O Parque Nacional da Peneda-Gerês (PNPG) nasceu há cinquenta anos, pela mão de quem nele conferiu um conjunto de valores, principalmente naturais, que importava conservar. O conceito de parque nacional originário dos EUA (Yellowstone, 1872) implicava a sua adaptação a um território parcialmente habitado por comunidades humanas herdeiras de uma presença antiga, autora de um património cultural também valioso. Quem com ele sonhou, avançou ideias para que se convergisse num objetivo que teria que ser desejado e assumido pelas populações residentes. Foi-lhes apontado um papel participativo, decisivo para o alcance desse sonho.

Logo à partida reconheceram-se danos que importava enfrentar e corrigir. Meio século depois, estamos longe da meta desejada e os passos mais recentes apontam mesmo um afastamento do foi sonhado em 1971. Problemas de fundo mantiveram-se, o projeto afastou-se do carácter nacional que à nascença lhe foi atribuído. Perdeu autonomia, meios humanos e materiais. Ignorou-se o requisito maior que a natureza do PNPG impõe. Uma estratégia global para salvaguardar o seu território como um todo.

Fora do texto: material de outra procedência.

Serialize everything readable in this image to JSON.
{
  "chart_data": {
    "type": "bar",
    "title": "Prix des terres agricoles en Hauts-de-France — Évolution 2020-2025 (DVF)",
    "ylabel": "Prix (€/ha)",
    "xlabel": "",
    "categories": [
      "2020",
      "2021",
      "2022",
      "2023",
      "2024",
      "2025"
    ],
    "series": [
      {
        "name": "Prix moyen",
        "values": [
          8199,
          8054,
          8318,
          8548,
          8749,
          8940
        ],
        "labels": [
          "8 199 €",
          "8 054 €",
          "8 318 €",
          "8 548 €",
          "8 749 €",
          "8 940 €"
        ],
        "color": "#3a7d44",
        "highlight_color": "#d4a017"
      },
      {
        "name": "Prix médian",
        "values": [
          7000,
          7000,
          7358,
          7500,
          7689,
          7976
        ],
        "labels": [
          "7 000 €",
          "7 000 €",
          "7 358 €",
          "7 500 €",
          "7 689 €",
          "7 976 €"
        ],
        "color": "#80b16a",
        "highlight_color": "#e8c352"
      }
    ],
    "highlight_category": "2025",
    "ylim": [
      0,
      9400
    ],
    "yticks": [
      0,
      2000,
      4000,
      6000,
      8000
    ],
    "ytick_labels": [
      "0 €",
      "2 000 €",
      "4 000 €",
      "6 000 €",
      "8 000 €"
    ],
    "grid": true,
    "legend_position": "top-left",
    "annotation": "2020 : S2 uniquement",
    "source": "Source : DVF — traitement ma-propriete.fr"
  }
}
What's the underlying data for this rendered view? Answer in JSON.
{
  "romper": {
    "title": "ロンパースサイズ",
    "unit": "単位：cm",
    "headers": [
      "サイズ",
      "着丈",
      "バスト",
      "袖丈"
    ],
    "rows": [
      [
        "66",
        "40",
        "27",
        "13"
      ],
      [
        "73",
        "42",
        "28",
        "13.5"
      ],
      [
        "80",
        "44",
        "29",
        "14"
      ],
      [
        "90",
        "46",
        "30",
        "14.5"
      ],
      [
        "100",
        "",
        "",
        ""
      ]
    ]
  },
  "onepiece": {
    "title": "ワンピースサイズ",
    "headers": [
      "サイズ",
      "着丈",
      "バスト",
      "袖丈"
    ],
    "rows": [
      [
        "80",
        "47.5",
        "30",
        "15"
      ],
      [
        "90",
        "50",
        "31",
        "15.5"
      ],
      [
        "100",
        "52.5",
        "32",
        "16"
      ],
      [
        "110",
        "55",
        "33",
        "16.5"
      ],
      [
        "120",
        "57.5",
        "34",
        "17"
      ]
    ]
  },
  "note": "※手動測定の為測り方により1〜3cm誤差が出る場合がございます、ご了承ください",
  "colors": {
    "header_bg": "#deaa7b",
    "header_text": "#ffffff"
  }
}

Para as próximas cinco décadas, tantas quantas as que o PNPG completa neste 8 de maio, enderecei esta semana aos seus órgãos gestores, uma extensa reflexão, que este artigo resume, na esperança de que o resultado esperado das medidas propostas possa ser apreciado no dia do centenário do nosso único parque nacional, em 2071. A natureza em geral, a do Parque Nacional em particular, requerem tempo para recuperar.

Conhecer para proteger

É um facto que só se valoriza e protege aquilo que se conhece. Mas tal principio não pode levar a que a usufruição do património se transforme no principal objetivo. O investimento deve concentrar-se na proteção e na recuperação do património, no restauro dos ecossistemas, das populações de flora e fauna e não no seu consumo. Tal pressupõe o reconhecimento de que o estado geral do Parque Nacional é de grande fragilidade. Por mais que encantem as paisagens belas do seu singular relevo serrano.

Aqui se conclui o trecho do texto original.